Asked whether 3.0 will drain too much management time and leave other technology initiatives by the wayside, Dorfler said no. “There’s no question 3.0 will be a drain on resources and management time, but we can’t let a part of our future success at being able to reach viewers across all platforms fall behind.”
While reaching viewers on newer platforms is key, monetizing them offers big challenges. Tuvell said he wished the media industry could change the supply and demand curve on the web. “Digital has a lot more supply than linear TV does,” he said. “At Tribune, we are trying to come up with premium products on the digital side. We know we need to get the CPMs up.”
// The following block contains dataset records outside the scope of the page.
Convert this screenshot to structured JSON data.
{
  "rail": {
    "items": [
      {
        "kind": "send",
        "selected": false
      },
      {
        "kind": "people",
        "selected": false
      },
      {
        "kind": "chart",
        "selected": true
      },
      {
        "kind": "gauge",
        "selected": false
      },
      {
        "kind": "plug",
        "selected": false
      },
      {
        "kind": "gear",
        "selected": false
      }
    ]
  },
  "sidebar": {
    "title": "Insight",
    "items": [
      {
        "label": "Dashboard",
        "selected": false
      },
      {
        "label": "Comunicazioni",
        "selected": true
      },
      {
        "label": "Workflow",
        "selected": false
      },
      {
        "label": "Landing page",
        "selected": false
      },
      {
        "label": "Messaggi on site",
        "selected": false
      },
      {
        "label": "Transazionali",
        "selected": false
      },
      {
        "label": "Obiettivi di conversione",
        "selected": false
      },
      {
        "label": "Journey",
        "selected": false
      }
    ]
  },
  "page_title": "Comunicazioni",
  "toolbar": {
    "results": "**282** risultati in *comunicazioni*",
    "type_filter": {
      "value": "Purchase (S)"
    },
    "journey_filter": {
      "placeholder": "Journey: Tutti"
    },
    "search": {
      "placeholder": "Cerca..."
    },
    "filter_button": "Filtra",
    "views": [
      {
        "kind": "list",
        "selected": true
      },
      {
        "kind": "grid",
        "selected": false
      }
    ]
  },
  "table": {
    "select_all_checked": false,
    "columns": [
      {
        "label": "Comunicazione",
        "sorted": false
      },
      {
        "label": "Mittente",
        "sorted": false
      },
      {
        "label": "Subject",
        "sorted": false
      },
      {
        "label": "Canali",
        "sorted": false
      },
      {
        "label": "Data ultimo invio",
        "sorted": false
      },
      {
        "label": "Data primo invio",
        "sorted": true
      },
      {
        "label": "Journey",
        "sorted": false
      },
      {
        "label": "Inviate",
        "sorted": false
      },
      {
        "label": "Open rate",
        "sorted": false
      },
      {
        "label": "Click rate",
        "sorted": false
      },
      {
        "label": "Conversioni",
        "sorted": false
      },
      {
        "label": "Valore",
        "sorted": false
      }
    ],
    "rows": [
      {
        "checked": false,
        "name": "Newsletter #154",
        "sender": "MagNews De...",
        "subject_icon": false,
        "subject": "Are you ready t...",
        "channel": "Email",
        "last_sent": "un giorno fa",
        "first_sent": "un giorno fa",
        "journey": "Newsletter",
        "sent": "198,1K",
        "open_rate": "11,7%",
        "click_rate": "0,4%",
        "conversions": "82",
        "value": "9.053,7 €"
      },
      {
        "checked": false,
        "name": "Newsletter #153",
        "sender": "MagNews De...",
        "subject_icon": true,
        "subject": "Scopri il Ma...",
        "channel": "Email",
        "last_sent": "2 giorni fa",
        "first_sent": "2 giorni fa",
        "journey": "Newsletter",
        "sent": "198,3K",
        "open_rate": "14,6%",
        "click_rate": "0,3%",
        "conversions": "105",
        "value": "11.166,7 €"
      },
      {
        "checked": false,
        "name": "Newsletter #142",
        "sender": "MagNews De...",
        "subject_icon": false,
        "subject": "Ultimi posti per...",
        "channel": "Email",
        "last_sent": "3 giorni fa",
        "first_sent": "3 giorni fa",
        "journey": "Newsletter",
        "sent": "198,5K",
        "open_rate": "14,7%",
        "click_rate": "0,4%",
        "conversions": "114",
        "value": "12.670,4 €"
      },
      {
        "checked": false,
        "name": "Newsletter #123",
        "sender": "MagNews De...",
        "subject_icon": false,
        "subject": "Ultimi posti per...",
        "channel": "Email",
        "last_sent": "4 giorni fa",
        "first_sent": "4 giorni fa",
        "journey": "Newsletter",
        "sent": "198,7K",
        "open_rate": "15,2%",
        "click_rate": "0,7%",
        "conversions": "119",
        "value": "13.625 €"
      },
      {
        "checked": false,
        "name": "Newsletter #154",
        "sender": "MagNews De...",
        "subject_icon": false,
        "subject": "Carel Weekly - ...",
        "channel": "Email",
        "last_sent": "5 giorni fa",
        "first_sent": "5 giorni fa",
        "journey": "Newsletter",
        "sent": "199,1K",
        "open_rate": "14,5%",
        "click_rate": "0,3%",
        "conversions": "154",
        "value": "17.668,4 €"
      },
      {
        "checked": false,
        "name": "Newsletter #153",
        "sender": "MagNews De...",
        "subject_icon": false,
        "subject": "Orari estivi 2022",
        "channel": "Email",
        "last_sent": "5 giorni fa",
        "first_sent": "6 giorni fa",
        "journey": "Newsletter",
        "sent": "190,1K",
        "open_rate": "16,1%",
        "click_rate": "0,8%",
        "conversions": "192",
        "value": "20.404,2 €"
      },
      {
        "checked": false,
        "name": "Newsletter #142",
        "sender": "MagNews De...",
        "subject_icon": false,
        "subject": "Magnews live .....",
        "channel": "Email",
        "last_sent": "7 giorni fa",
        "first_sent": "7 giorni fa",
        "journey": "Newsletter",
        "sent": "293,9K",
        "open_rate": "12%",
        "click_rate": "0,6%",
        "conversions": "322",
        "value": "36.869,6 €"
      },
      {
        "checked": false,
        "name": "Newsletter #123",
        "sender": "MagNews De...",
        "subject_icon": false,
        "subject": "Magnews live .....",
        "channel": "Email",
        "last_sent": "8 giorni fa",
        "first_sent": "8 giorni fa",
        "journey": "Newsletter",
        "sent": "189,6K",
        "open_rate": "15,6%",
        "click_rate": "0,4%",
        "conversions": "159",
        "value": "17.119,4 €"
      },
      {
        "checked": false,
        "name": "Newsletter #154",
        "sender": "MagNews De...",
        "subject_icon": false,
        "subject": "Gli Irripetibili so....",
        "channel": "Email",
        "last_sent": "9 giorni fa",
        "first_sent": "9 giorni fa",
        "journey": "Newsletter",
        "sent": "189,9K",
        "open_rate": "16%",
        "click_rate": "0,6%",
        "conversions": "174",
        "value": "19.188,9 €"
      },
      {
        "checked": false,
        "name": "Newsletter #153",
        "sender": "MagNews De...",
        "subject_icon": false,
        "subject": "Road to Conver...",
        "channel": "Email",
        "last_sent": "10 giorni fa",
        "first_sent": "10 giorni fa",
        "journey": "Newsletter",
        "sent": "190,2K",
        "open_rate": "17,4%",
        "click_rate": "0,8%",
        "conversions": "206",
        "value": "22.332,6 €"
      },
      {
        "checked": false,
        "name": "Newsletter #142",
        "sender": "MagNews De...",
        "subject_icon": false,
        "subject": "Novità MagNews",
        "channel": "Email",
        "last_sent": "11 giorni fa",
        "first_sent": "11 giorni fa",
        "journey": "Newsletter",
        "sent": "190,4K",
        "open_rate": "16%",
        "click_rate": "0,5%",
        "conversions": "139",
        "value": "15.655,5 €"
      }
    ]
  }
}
The goal, he said, is “more targeted products at a premium scale.”
Dorfler agreed. “We are all on the ledge to an extent. There are things like measurement and ad agency comfort level that are tougher to address. A lot of what we can do is impact the mindset. TV needs to be treated like TV wherever it goes. We need to drive that mindset with our sales force.”
Josh Stinehour, an analyst at Devoncroft, which presented the Media Technology Business Summit at NAB, asked the CFOs how they were coping with the idea that a transition to IP would mean less capex investment and more opex payments.
“It’s pretty simple,” Tuvell said. “Cash is king and it applies in this scenario. Previous to some of these new models you would invest a large chunk of money and then amortize it out over five to seven years. Now you might spend a million a year over time in equal payments.
“We encourage our technical team to think about the requirements,” he continued. “Don’t overbuild for something that may not be required. Then put numbers on paper, and whether over time or all at once, I want to know the overall cost.”
Rutishauser agreed. “We’re measured and valued off of free cash flow per share, not earnings per share so it makes a big difference. Our feeling is that if it meets the other criteria, we can structure the contract and pricing terms so that you win and we win on that.”